Abstract: Cardiac fibrosis impairs heart function and increases risk for cardiac arrhythmias. The transforming growth factor beta (TGFβ) family is major driver of fibrosis, including cardiac fibrosis. Latent TGFβ binding proteins (LTBPs) are extracellular matrix proteins that restrict latent TGFβ release and activity. We previously identified LTBP4 as a genetic modifier of muscular dystrophy, where we showed that LTBP4’s ability to bind TGFβ was strongly linked to sarcolemmal stability and fibrosis. LTBP4 is found along the exterior surface of the sarcolemma in myofibers, and LTBP4 is similarly found on the exterior surface of cardiomyocytes in a striated pattern. Because LTBP4 is highly expressed in the heart, LTBP4 is well positioned to regulate latent TGFβ release in cardiac fibrosis. The LTBP4 genes in mice and humans have naturally occurring protective and deleterious forms which produce proteins associated with differential TGFβ activity and downstream TGFβ signaling. Mouse strains bearing the protective Ltbp4 allele have 12 amino acids inserted into LTBP4’s hinge region, rendering the protein more resistant to proteolysis and latent TGFβ release. Correspondingly, mouse strains harboring the deleterious allele of Ltbp4, lacking 12 amino acids, produce an LTBP4 protein that is more susceptible to proteolysis leading to excess latent TGFβ release, signaling and fibrosis. In chronic progressive cardiomyopathies, there is dysregulation of matrix remodeling, which can further enhance maladaptive matrix shifts and adversely alter heart function and promote arrhythmia risk. We will now study LTBP4 in the heart by probing TGFβ’s interaction with LTBP4 using three approaches. In Aim 1, we will use decellularized matrices, called dECMs, from mouse hearts to define components and activity necessary for cellular communication between cardiomyocytes and cardiac fibroblasts. In Aim 2, we will evaluate human induced pluripotent stem cell-derived cardiomyocytes, and we will also conduct in vivo assessment of blocking TGFβ release in mice using an anti-LTBP4 antibody to promote cardiac sarcolemmal stability and reduce cardiac fibrosis. In Aim 3, we will evaluate cellular crosstalk mediated by LTBP4 in human engineered heart tissues (EHTs). Through this work, we will expand the mechanistic understanding of LTBP’s regulation of TGFβ with the goal of therapeutically modifying the matrix.

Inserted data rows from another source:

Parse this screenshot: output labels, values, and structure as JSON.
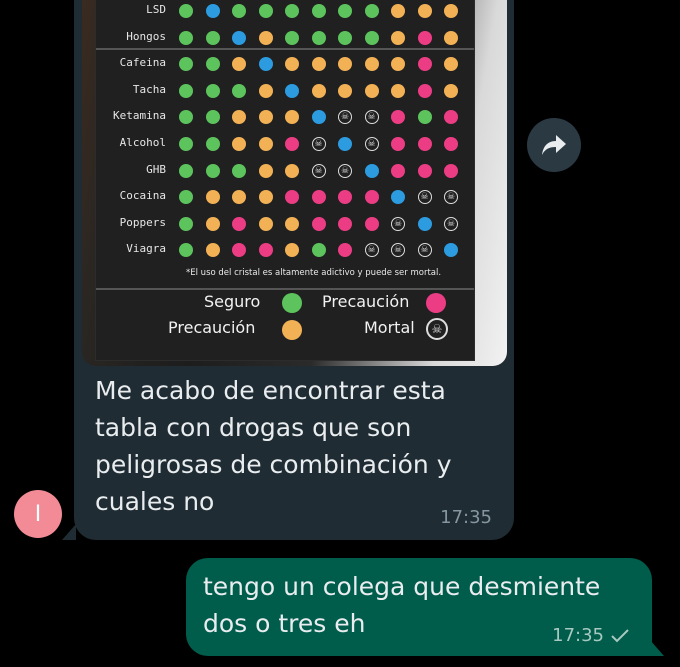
{
  "colors": {
    "green": "#5dc35d",
    "blue": "#2c9be0",
    "orange": "#f2b155",
    "pink": "#ec3d84",
    "skull": "skull"
  },
  "chart": {
    "rows": [
      {
        "label": "LSD",
        "dots": [
          "green",
          "blue",
          "green",
          "green",
          "green",
          "green",
          "green",
          "green",
          "orange",
          "orange",
          "orange"
        ]
      },
      {
        "label": "Hongos",
        "dots": [
          "green",
          "green",
          "blue",
          "orange",
          "green",
          "green",
          "green",
          "green",
          "orange",
          "pink",
          "orange"
        ]
      },
      {
        "label": "Cafeina",
        "dots": [
          "green",
          "green",
          "orange",
          "blue",
          "orange",
          "orange",
          "orange",
          "orange",
          "orange",
          "pink",
          "orange"
        ]
      },
      {
        "label": "Tacha",
        "dots": [
          "green",
          "green",
          "green",
          "orange",
          "blue",
          "orange",
          "orange",
          "orange",
          "orange",
          "pink",
          "orange"
        ]
      },
      {
        "label": "Ketamina",
        "dots": [
          "green",
          "green",
          "orange",
          "orange",
          "orange",
          "blue",
          "skull",
          "skull",
          "pink",
          "green",
          "pink"
        ]
      },
      {
        "label": "Alcohol",
        "dots": [
          "green",
          "green",
          "orange",
          "orange",
          "pink",
          "skull",
          "blue",
          "skull",
          "pink",
          "pink",
          "pink"
        ]
      },
      {
        "label": "GHB",
        "dots": [
          "green",
          "green",
          "green",
          "orange",
          "orange",
          "skull",
          "skull",
          "blue",
          "pink",
          "pink",
          "pink"
        ]
      },
      {
        "label": "Cocaina",
        "dots": [
          "green",
          "orange",
          "orange",
          "orange",
          "pink",
          "pink",
          "pink",
          "pink",
          "blue",
          "skull",
          "skull"
        ]
      },
      {
        "label": "Poppers",
        "dots": [
          "green",
          "orange",
          "pink",
          "orange",
          "orange",
          "pink",
          "pink",
          "pink",
          "skull",
          "blue",
          "skull"
        ]
      },
      {
        "label": "Viagra",
        "dots": [
          "green",
          "orange",
          "pink",
          "pink",
          "orange",
          "green",
          "pink",
          "skull",
          "skull",
          "skull",
          "blue"
        ]
      }
    ],
    "footnote": "*El uso del cristal es altamente adictivo y puede ser mortal.",
    "legend": {
      "seguro": "Seguro",
      "precaucion_pink": "Precaución",
      "precaucion_orange": "Precaución",
      "mortal": "Mortal"
    }
  },
  "incoming": {
    "avatar_letter": "I",
    "lines": [
      "Me acabo de encontrar esta",
      "tabla con drogas que son",
      "peligrosas de combinación y",
      "cuales no"
    ],
    "time": "17:35"
  },
  "outgoing": {
    "lines": [
      "tengo un colega que desmiente",
      "dos o tres eh"
    ],
    "time": "17:35",
    "status_icon": "check-icon"
  },
  "forward_icon": "forward-icon"
}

摘要： 心脏纤维化会损害心脏功能，增加发生心律失常的风险。转型 生长因子β(β)家族是包括心脏纤维化在内的纤维化的主要驱动力。潜在的转化生长因子β结合 蛋白(LTBP)是限制潜在转化生长因子β释放和活性的细胞外基质蛋白。我们之前 我们发现LTbP4是肌营养不良症的一种遗传修饰物，我们证明了LTbP4与S的结合能力 转化生长因子β与肌膜稳定性和纤维化密切相关。LTBP4沿着外表面被发现 肌纤维中的肌膜和LTBP4类似地存在于心肌细胞的外表面。 条纹图案。因为LTBP4在心脏中高度表达，所以LTBP4处于很好的位置来调节潜伏期 转化生长因子β在心肌纤维化中的释放。小鼠和人类的LTBP4基因具有天然的保护性 和有害形式，产生与不同的转化生长因子β活性和下游转化生长因子β相关的蛋白 发信号。携带保护性Ltbp4等位基因的小鼠株有12个氨基酸插入到ltbp4‘S铰链上 区域，使蛋白质更能抵抗蛋白降解和潜在的转化生长因子β释放。相应地，鼠标 携带有害等位基因Ltbp4的菌株缺乏12个氨基酸，产生一种LTBP4蛋白，这种蛋白质是 更容易发生蛋白分解，导致潜在的转化生长因子β过度释放、信号传导和纤维化。在慢性病 进行性心肌病，有基质重塑的失调，可进一步增强 适应不良的基质移位和不利改变心脏功能，增加心律失常的风险。我们现在要研究 通过三种途径探讨转化生长因子β的S与LTbP4在心脏中的相互作用。在目标1中，我们将使用 去细胞基质，称为dECM，从小鼠心脏中定义必要的成分和活性 心肌细胞和心肌成纤维细胞之间的细胞通讯。在目标2中，我们将评估人类 诱导多能干细胞来源的心肌细胞，我们还将进行体内阻断评估 转化生长因子β在小鼠体内释放促进心肌细胞膜稳定和减少 心脏纤维化。在目标3中，我们将评估LTBP4在人类工程心脏中介导的细胞串扰 组织(EHTS)。通过这项工作，我们将扩大对LTBP监管的机械性理解 转化生长因子β，目标是对基质进行治疗性修改。